Malcolm Page

Personal information
- Full name: Malcolm Edward Page
- Date of birth: 5 February 1947 (age 79)
- Place of birth: Knucklas, Wales
- Height: 5 ft 9 in (1.75 m)
- Position: Defender; midfielder;

Youth career
- 1964: Birmingham City

Senior career*
- Years: Team / Apps / (Gls)
- 1964–1981: Birmingham City / 336 / (9)
- 1981–1982: Oxford United / 14 / (1)
- Total:  / 350 / (10)

International career
- 1971–1979: Wales / 28 / (0)

= Malcolm Page (footballer) =

Welsh footballer

Malcolm Edward Page (born 5 February 1947) is a Welsh former professional footballer born in Knucklas, Radnorshire (now Powys), who played as a defender or midfielder.

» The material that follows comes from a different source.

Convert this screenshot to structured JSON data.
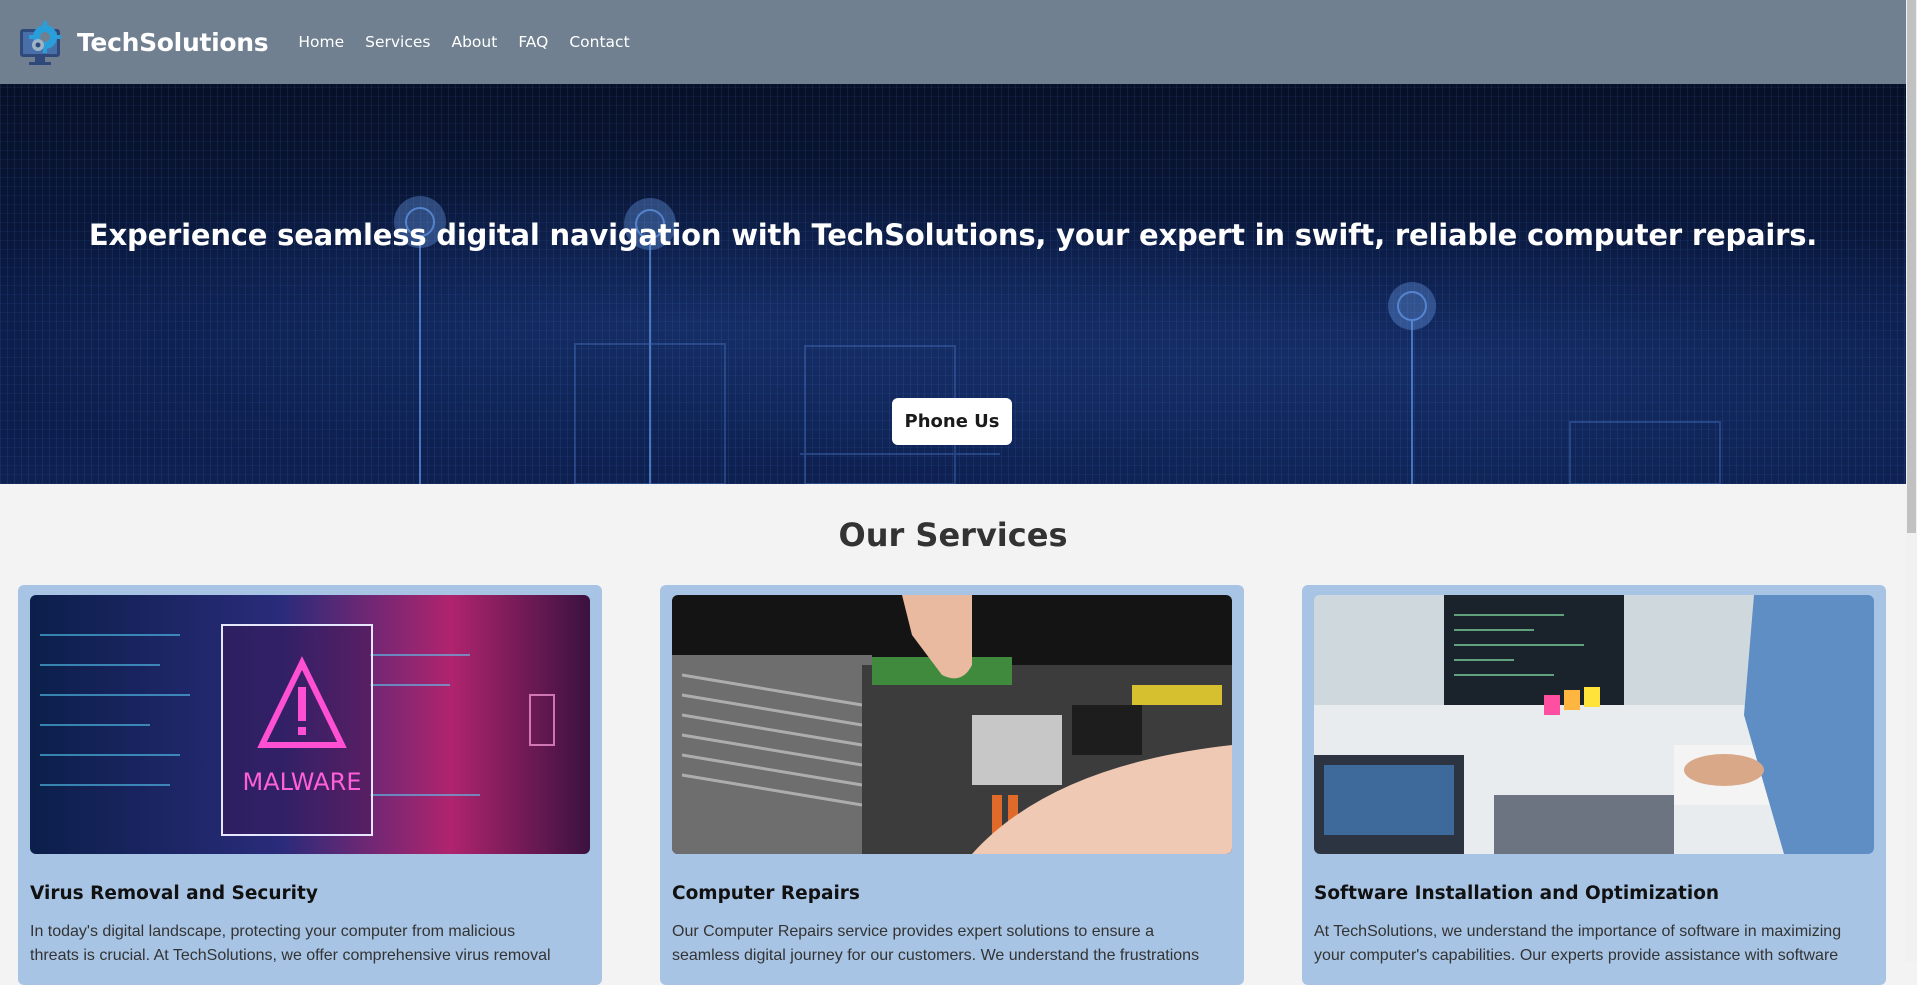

He made 391 appearances and scored 10 goals for Birmingham City in all competitions over a 17-year career, and also played for Oxford United. He won 28 full caps for Wales, which at the time made him Birmingham City's most capped player, a record he held for 25 years until overtaken by Australia's Stan Lazaridis in 2005. He captained both club and country.

In 2012, Page was one of seven former players elected to Birmingham City's Hall of Fame.